A breakdown of these complaint categories reads like a twenty-first-century rap sheet for the aspiring criminal: identity theft, Internet swindles, phony sweepstakes, virtual auctions that leave you poorer but wiser, and impostor scams. Those are just the ones that are discovered and reported. Many other questionable business practices go unnoticed by customers, and the damage from those swindles is probably far greater.

It's easy to point the finger at small-time fraudsters like a fence contractor and say: Scam!

It's not as easy when there's a legitimate company behind a questionable product or service. And it's all but impossible for us to accept that as customers, we're not only letting these predators victimize us, but actually helping them do so. But it's true, nonetheless.

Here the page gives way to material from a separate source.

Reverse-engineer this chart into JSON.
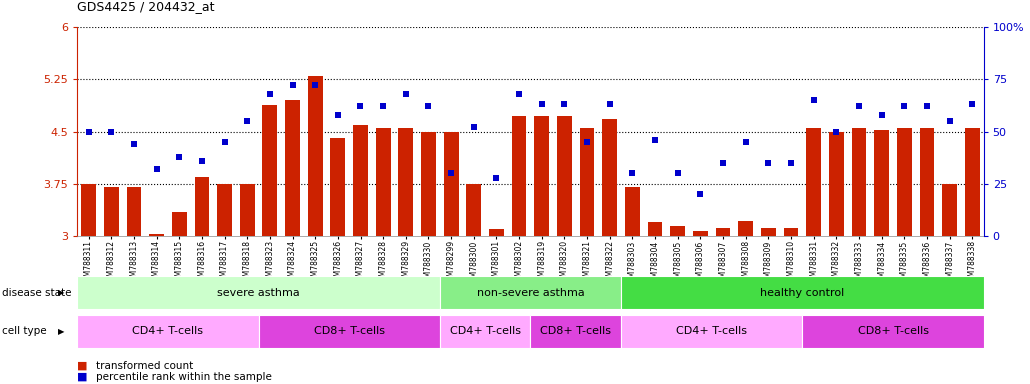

Let's explore the ways in which countless businessesfrom the largest multinational corporation, to the mom-and-pop store around the corner, to the independent contractor who does odd jobshave developed new and sophisticated ways of taking you to the dry cleaners. I'll show you how consumers just like you have unwittingly encouraged them to do it (and you might find this hard to believe, even aided in the crime) and how you can break that cycle once and for all. I'll also offer strategies to help you spot the scams and save the money that might otherwise be lost.

The Key Largo fence fiasco wasn't the first time I've been scammed, nor was it the last. As a know-it-all senior in college, I lost $3,000 in a slick pyramid scheme. I've been ripped off by a pet store, a bed-and-breakfast, and a man on the street selling new TVs still in the box. Some of my best-known failings have been as a journalist, believing unscrupulous sources with too-good-to-be-true stories that ended up being half-true, and in some cases, not true at all. I felt betrayed each time, but I also came to learn that if I put certain safeguards in place, I could spare myself future embarrassments.